Residents Express Concern to Council About Rosedale Road Crossing
By Anne Levin
The Rosedale Road crosswalk where a pedestrian was struck by a car and died late last month dominated discussion at a meeting of Princeton Council on Monday, September 13. Several members of the public pleaded for installation of a traffic light at the site, while another argued that lowering the speed limit was the answer.
Council passed several resolutions at the meeting, including three having to do with Princeton’s deer management program. A special award of recognition was given to the Rev. Robert Moore, marking the 40th year since he joined the Coalition for Peace Action as its executive director. A work session was held on the proposed stormwater redevelopment ordinance, particularly relevant considering recent damage from remnants of Hurricane Ida.
Originally scheduled for the meeting, a public hearing on an ordinance establishing a new affordable housing overlay zone along Witherspoon Street was taken off the agenda because noticing had not been completed. Mayor Mark Freda said rescheduling the hearing will be a priority at Council’s next agenda-setting meeting.
After being presented with his award, Moore thanked the local community and the Council for support of various causes including nuclear freeze and ending the Iraq war. “The words and support you all give as local elected officials amplifies our voice to the higher branches of government that are making these decisions,” he said.
Harris Road resident Anita Garoniak questioned Council on a recent leakage from fuel tanks located on the Franklin Street lot. Neighbors noticed the leak of diesel fuel a few days after it happened, she said, and the fire department removed the tank. But other tanks are still at the site, which is close to the curb where Princeton High School students walk on their way to school. “They can be experimenting with smoking,” she said. “It’s a dangerous situation. We are all appalled. We thought those tanks were empty.”
Municipal Administrator Bernie Hvozdovic said the town is aware of the situation and plans are underway to have the tanks removed.
Lisa Serieyssol, chair of the Pedestrian & Bicycle Advisory Committee, spoke during the public comment period about the site on Rosedale Road where 82-year-old Pinghua Xi was struck on August 25 after activating the pedestrian crossing signal. The crosswalk leads to the entrance to Johnson Park Elementary School.
“This is a dangerous intersection,” she said. “We want a police presence or a crossing guard. I cannot stress enough the importance of the safety of that intersection.”
Resident Tineke Thio agreed. “Traffic deaths are never an accident,” she said. “They are a result. I call on this Council to be different from all the Councils that have come before you, and really put our lives and safety first.”
Mayor Mark Freda stressed that the situation has not been ignored. “A lot of temporary measures are being implemented,” he said. “We are addressing things like the tree canopy. Message boards were put up. We are talking to the county about trying to make improvements there. We have to look not just at the intersection, but at a fair stretch approaching it. We are trying to react.”

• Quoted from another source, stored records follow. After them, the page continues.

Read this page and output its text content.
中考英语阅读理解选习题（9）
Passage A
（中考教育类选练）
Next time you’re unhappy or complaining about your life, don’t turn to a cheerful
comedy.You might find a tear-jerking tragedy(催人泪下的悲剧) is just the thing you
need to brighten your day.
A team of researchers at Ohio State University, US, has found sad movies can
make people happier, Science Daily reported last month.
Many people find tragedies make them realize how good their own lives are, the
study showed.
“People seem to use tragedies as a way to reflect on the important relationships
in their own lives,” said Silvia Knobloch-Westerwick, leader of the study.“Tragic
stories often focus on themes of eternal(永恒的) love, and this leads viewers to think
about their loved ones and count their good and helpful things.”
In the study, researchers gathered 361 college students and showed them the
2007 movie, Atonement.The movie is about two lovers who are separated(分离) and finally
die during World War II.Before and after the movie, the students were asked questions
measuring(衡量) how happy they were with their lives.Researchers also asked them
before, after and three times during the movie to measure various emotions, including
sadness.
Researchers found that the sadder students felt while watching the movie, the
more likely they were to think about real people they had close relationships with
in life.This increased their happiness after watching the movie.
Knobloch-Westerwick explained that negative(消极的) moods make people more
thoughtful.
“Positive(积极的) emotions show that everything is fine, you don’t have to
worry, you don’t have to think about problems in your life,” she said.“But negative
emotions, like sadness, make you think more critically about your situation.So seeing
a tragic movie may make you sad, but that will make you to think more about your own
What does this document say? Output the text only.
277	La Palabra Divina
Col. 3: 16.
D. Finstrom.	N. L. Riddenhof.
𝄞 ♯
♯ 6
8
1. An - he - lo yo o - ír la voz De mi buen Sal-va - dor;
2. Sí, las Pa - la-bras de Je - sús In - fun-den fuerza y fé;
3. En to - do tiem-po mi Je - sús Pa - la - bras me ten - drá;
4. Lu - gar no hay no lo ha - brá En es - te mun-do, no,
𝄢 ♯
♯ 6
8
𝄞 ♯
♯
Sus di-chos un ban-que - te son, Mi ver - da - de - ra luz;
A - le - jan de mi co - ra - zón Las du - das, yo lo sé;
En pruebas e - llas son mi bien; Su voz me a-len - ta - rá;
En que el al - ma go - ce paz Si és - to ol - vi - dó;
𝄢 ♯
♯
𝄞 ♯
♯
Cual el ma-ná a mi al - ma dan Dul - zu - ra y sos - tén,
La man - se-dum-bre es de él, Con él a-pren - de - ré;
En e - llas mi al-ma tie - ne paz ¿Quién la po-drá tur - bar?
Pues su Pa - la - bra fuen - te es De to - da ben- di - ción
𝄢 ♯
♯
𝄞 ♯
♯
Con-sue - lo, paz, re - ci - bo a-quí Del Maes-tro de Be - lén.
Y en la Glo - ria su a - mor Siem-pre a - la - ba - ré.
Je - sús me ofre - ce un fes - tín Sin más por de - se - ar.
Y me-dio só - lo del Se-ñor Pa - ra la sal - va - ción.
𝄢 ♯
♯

Since Rosedale Road is a county road, the town cannot install a traffic light without approval. Municipal Engineer Deanna Stockton said a request has been made.
“There is really only one solution here, and it’s the traffic light,” said Councilwoman Mia Sacks. “It’s out of our reach because it’s a county road. Who at the county should [the public] reach out to?” Freda said the municipality is going to make another effort to convince the county. “Let us try that before asking the public to help,” he said.
Serieyssol said putting a crossing guard in place would be an immediate solution. “Someone should find a way before someone else gets hurt,” she said.
Council’s next regular meeting is September 27 at 7 p.m. The next agenda-setting meeting is September 21 at 11 a.m.